Bonn. Nach Ansicht des Deutschen Speditions- und Logistikverbandes (DSLV) führen die aus dem Mindestlohngesetz (MiLoG) folgenden Haftungs- und Verwaltungsverpflichtungen „zu untragbaren Belastungen für die Unternehmen“ in der Speditionsbranche. Rund acht Wochen nachdem der gesetzliche Mindestlohn in Kraft ist, kommt der DSLV in einer ersten Zwischenbilanz zu einer zwiespältigen Bewertung des Gesetzes.

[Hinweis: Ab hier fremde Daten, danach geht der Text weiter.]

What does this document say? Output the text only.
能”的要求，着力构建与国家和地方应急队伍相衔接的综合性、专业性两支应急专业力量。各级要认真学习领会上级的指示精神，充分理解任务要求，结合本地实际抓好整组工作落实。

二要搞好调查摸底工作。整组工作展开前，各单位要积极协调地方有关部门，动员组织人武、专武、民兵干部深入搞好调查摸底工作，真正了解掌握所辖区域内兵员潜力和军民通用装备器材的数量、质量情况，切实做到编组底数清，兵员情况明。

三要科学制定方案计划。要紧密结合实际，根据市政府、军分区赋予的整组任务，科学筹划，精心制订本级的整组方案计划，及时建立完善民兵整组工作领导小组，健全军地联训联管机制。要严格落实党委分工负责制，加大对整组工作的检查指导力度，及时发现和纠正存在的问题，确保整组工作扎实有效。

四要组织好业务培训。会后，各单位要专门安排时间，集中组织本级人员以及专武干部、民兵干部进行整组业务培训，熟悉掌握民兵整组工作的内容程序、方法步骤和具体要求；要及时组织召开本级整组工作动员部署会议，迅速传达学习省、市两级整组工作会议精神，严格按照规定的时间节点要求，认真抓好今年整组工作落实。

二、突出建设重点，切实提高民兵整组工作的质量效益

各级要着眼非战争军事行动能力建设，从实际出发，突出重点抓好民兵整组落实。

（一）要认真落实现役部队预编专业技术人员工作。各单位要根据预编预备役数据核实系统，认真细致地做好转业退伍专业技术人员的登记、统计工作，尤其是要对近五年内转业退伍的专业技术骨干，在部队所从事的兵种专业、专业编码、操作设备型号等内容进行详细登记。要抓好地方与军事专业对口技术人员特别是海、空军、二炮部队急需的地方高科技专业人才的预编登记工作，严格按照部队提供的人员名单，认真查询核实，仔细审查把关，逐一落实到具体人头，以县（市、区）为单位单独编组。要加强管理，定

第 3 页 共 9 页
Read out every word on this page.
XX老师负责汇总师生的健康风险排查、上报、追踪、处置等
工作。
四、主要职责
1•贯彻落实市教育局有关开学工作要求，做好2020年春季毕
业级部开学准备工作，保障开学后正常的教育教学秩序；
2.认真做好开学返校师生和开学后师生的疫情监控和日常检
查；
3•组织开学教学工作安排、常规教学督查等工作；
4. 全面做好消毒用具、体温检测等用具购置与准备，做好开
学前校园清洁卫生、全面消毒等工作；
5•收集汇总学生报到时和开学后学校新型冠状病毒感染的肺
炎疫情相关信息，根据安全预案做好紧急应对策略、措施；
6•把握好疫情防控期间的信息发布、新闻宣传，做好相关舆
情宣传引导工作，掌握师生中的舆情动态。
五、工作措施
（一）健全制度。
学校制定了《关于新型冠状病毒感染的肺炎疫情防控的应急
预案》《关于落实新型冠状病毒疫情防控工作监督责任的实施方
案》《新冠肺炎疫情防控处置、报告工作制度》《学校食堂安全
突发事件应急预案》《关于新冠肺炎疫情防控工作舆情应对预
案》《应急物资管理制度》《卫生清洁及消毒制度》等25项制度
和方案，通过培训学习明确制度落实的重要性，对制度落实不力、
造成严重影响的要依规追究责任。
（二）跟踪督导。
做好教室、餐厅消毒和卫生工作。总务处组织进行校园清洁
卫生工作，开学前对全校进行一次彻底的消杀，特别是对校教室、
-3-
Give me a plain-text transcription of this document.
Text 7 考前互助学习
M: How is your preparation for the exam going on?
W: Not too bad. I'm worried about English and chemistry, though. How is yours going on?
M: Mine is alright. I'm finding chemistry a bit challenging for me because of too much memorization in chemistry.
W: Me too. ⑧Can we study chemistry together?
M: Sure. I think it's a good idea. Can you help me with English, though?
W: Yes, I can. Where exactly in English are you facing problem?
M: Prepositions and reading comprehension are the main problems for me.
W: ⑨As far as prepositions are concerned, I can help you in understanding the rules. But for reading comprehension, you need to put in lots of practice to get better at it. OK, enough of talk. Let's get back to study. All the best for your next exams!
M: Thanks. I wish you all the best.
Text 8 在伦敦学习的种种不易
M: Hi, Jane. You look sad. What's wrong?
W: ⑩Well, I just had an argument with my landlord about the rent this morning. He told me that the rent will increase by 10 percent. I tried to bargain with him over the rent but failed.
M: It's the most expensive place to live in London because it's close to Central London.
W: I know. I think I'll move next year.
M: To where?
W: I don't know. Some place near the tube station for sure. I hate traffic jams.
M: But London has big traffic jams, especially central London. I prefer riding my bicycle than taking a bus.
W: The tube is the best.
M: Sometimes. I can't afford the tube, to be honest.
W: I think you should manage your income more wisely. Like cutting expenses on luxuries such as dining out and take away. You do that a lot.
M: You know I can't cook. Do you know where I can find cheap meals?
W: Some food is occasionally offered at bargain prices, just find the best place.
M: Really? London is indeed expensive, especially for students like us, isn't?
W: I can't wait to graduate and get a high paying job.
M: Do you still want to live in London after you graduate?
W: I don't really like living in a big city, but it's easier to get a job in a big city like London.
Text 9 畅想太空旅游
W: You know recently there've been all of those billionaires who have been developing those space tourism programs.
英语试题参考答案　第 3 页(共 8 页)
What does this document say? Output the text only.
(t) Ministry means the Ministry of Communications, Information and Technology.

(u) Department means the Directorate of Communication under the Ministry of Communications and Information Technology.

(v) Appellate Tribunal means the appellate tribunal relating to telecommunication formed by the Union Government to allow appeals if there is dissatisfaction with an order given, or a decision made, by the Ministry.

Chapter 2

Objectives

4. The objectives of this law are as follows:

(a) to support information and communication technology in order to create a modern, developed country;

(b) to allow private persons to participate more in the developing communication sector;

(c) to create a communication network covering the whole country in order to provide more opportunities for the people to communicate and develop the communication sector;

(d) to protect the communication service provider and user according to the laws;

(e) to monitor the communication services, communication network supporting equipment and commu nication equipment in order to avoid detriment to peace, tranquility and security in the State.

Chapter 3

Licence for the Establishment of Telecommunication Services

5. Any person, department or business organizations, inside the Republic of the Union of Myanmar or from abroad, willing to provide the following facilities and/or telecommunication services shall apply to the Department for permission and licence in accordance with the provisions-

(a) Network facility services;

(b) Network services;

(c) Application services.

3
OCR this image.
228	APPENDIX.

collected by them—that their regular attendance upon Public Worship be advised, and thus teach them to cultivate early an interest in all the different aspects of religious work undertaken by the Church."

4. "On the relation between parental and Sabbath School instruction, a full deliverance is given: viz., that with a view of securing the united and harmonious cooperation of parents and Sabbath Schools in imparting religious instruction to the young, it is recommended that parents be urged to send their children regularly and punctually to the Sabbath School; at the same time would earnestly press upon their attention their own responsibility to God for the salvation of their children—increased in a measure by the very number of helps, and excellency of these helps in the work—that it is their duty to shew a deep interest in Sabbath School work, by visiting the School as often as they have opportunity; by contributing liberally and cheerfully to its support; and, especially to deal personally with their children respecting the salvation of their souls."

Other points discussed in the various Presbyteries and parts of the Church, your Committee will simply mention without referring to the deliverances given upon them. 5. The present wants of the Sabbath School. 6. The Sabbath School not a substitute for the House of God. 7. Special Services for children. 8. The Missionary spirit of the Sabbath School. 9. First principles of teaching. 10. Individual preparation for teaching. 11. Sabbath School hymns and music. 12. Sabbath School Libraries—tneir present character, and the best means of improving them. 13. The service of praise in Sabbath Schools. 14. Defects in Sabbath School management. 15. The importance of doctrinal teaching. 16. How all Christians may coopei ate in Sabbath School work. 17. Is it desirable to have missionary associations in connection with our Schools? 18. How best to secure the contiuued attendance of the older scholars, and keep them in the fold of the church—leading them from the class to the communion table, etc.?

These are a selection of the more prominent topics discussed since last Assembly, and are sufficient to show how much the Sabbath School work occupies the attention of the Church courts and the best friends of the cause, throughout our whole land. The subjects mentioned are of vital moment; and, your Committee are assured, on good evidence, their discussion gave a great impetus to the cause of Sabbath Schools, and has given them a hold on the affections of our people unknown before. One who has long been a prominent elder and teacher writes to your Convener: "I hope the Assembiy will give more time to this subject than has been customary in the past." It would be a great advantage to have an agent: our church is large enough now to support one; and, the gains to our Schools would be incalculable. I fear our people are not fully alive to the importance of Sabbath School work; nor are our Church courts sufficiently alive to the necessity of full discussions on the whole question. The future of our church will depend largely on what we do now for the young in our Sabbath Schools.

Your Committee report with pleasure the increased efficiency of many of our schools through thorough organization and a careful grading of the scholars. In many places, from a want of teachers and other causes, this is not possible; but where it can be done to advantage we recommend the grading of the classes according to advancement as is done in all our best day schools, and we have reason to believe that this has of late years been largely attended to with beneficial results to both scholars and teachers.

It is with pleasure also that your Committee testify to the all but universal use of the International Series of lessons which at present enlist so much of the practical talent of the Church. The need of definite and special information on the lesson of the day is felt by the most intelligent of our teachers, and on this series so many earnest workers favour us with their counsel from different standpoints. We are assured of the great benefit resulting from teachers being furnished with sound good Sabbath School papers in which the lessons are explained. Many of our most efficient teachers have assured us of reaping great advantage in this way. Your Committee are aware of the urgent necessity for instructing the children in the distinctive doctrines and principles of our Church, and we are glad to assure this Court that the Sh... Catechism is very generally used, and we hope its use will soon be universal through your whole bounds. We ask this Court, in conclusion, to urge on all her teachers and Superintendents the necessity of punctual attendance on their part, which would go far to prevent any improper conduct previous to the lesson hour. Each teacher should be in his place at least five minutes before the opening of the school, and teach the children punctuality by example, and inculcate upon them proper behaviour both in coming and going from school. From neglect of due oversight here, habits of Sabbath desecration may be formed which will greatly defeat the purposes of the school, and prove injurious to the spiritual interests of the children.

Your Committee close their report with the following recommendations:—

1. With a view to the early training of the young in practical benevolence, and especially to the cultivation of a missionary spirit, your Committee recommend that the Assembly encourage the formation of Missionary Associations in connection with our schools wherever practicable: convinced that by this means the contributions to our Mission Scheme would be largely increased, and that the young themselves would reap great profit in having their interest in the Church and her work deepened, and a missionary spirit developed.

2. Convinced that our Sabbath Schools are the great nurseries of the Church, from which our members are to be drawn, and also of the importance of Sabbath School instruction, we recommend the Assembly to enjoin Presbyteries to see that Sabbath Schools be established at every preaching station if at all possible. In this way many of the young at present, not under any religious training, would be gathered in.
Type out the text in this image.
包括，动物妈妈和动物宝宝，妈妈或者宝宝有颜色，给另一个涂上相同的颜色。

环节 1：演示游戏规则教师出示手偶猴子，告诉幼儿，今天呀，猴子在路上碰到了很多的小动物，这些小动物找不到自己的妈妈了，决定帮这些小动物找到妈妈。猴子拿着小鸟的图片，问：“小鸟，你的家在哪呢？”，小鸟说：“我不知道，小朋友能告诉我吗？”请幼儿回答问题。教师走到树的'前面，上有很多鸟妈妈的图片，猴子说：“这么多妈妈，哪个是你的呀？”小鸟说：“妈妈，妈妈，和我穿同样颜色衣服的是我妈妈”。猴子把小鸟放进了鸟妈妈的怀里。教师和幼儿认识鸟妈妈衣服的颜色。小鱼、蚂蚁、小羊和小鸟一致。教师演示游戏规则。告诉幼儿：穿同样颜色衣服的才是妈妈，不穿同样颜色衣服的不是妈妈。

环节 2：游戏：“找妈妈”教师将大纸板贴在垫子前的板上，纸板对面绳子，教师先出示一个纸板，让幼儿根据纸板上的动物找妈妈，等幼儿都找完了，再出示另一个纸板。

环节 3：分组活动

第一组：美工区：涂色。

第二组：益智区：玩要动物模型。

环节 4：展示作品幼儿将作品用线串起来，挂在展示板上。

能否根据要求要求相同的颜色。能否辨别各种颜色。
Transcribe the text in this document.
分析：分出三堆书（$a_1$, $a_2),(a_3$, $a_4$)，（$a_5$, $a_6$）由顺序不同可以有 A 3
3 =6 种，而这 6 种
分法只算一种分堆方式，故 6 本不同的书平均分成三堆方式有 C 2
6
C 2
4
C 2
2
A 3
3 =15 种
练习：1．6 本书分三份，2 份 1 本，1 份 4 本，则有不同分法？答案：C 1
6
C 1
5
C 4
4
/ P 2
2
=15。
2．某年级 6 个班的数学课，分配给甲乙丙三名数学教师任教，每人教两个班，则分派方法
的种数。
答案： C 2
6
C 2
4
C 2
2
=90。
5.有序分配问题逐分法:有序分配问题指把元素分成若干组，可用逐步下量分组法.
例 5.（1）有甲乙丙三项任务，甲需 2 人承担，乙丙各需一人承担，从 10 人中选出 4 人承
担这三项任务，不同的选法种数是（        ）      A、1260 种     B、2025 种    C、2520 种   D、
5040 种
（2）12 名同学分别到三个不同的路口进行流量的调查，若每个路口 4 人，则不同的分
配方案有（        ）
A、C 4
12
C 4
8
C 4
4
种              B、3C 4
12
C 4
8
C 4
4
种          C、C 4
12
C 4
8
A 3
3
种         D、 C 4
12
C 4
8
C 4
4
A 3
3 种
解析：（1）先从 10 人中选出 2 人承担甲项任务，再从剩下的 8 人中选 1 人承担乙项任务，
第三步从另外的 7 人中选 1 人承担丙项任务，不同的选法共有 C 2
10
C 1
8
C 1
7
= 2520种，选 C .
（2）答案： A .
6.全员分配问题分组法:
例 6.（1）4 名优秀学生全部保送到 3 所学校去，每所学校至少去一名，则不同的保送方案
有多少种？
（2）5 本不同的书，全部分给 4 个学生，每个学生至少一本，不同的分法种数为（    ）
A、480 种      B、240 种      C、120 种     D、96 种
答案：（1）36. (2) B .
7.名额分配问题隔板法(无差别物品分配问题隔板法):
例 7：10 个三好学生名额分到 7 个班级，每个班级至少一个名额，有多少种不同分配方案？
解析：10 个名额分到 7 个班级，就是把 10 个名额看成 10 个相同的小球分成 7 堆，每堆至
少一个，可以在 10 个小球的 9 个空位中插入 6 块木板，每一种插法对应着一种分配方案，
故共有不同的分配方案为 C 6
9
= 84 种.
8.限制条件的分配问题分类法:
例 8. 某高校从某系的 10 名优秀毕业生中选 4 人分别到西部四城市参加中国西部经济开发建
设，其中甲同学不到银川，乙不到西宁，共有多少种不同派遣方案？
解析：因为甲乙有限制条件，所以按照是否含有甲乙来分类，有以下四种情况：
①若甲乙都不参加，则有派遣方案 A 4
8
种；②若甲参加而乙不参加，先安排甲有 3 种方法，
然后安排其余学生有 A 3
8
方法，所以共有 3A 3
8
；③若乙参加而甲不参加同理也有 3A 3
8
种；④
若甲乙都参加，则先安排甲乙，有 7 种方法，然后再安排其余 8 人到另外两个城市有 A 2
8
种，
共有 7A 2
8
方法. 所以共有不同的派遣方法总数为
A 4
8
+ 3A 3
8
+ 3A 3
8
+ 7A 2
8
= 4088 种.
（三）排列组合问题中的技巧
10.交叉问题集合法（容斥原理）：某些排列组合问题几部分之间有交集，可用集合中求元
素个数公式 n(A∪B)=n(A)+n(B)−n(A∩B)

Konkret fordert DSLV-Hauptgeschäftsführer Frank Huster eine Streichung der Auftraggeberhaftung: „Sie birgt für die betroffenen Unternehmen ein kaum kalkulierbares Risiko bis hin zur Existenzbedrohung“, wird Huster in einer aktuellen Mitteilung des Verbands zitiert. „Mindestens seien jedoch praktische und rechtssichere Freizeichnungsmöglichkeiten im Mindestlohngesetz zu verankern“, fordert der DSLV. Nach derzeitiger Gesetzeslage haftet der Auftraggeber dafür, dass alle Auftragnehmer in sämtlichen Auftragsebenen den Mindestlohn zahlen.
Kontrolle des Mindestlohns sei nicht zu leisten
Weil vor allem bei internationalen Warenversendungen mehrere, auch ausländische Transportunternehmen in vielgliedrigen Lieferketten beauftragt würden, sei die Haftungsfrage nach dem Mindestlohngesetz für deutsche Speditionen „von entscheidender Bedeutung“, betont der DSLV. Eine sichere Kontrolle aller Auftragnehmer sei in den meisten Fällen nicht zu leisten.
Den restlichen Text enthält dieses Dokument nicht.